In other words, and borrowing from Karl Popper, we can say that all we have are conjectures, but that these conjectures work rather well and that they are not illusory when they are taken as nothing more than what they are: conjectures that work reasonably well for our practical purposes. They are like bets that usually give the expected result.
In fact this all mystery thing turns life into something quite agreeable. You have to put something of yourself, to make a bet, and then life responds to you. It is like a reply to a proposition. Perhaps if I sacrifice someone the volcano will calm. Will that work? Perhaps if I pray the disease will go away, or perhaps if I am able to throw all my fears and expectations away I'll be able to see how the planet and the human body works.

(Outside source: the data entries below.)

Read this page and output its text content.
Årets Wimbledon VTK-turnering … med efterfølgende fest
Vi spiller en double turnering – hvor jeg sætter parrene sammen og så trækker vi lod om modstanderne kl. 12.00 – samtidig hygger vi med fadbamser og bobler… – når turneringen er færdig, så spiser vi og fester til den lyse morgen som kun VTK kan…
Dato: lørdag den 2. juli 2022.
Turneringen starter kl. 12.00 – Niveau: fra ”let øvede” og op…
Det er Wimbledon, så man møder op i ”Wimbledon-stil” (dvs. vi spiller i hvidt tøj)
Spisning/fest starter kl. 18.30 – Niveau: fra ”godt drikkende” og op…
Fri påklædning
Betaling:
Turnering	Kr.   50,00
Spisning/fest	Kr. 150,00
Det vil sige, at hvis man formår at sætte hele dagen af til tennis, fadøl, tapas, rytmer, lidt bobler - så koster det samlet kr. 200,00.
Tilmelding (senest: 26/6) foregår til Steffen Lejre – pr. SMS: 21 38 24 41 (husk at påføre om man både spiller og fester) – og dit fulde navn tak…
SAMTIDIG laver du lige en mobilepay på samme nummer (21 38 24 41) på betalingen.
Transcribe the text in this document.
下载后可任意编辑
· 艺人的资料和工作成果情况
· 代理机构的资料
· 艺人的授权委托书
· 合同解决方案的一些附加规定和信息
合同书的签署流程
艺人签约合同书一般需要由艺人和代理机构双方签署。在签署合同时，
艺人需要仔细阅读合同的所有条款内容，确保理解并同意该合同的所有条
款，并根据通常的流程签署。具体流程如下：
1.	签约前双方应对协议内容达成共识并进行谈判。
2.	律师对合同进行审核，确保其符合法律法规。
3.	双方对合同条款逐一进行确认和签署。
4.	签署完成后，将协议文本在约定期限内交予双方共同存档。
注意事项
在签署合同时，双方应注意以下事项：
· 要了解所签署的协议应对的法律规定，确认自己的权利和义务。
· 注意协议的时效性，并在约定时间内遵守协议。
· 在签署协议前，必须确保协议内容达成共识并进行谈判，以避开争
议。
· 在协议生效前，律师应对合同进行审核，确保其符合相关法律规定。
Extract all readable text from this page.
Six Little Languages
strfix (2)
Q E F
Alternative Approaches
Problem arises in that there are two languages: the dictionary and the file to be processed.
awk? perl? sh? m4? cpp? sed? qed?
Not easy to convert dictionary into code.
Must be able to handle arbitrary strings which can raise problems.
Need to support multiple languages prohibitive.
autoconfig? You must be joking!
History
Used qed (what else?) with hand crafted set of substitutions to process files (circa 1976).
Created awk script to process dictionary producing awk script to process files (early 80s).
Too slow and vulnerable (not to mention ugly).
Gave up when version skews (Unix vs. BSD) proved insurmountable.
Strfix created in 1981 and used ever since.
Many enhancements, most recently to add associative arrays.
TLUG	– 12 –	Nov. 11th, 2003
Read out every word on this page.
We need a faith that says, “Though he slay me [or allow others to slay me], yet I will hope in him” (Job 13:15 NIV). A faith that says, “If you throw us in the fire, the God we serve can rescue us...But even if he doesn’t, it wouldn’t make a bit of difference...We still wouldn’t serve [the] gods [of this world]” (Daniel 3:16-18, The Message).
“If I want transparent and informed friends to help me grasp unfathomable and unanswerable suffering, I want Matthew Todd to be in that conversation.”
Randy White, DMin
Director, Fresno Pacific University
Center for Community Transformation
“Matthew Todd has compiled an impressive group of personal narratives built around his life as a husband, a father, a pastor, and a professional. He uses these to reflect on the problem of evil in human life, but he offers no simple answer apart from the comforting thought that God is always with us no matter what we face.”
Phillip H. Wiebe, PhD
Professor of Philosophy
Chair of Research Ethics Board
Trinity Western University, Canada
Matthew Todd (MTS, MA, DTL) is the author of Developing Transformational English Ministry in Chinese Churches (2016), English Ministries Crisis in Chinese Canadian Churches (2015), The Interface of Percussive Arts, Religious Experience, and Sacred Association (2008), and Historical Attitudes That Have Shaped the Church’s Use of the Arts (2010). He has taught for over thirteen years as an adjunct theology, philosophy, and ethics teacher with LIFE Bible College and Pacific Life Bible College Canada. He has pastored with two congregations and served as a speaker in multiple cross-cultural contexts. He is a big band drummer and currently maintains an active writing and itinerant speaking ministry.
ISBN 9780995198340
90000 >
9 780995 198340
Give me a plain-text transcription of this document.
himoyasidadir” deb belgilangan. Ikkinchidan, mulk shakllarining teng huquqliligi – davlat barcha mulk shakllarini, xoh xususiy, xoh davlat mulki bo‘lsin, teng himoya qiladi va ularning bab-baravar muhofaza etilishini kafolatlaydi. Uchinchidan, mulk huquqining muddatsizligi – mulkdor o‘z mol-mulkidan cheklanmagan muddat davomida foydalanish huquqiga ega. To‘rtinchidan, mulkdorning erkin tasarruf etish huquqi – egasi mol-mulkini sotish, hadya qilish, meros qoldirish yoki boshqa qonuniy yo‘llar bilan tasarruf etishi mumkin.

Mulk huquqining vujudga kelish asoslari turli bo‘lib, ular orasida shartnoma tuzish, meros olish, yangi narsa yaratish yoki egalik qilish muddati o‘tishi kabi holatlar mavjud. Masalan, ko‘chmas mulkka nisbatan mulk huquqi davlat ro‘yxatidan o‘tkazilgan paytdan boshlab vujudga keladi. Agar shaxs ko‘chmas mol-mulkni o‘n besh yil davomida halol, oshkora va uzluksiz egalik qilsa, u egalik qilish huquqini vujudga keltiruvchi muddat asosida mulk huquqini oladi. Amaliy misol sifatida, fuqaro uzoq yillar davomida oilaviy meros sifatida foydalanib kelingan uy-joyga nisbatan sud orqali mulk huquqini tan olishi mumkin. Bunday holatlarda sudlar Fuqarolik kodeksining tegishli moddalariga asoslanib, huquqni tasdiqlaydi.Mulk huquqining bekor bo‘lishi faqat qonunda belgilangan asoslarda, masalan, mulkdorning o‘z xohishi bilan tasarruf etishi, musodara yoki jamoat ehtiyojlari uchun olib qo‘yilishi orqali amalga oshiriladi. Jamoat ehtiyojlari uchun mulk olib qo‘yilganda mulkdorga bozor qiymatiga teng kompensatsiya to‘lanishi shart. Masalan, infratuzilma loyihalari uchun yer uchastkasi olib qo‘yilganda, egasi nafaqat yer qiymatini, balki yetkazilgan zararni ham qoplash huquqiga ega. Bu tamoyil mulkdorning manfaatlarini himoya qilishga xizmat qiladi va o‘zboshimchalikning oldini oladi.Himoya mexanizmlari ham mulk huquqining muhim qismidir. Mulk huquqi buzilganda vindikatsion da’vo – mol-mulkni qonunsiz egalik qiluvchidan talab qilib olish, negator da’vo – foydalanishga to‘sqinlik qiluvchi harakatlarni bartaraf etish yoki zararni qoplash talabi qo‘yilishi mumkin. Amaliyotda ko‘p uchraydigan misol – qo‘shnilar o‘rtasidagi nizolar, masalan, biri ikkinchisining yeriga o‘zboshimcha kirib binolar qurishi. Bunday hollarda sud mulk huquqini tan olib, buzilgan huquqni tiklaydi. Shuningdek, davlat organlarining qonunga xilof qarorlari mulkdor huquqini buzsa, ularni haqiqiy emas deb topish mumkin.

It's all a matter of choice and, like Popper also said, all we have are hypothesis which encompass conceptual theories but also behaviors, for any physical behavior can be interpreted as an unconscious conjecture (subjective knowledge) being tested against experience (for instance we are able stand up by having what can be interpreted as a very big number of expectations or hypothesis regarding the way the body is affected by gravity, all these hypothesis are constantly being reformulated - for instance, if we learn how to dance, ride a bike, jump on the trampoline, etc). The only difference is that, in this confrontation between conjecture and reality, man as learned to let theories die instead of himself.
Although some of us embrace the opposite view and are glad to bet with their lives on the truth of their conjecture. Notice, for instance, that many analytical philosophers today maintain that knowledge must be "a true, justified belief". In our Popperian view, nothing would qualify, for even Descartes famous dictum "cogito ergo sum" gains its strength by direct acquaintance, and could not be justified, for instance, if we suppose that we are nothing but a simulation.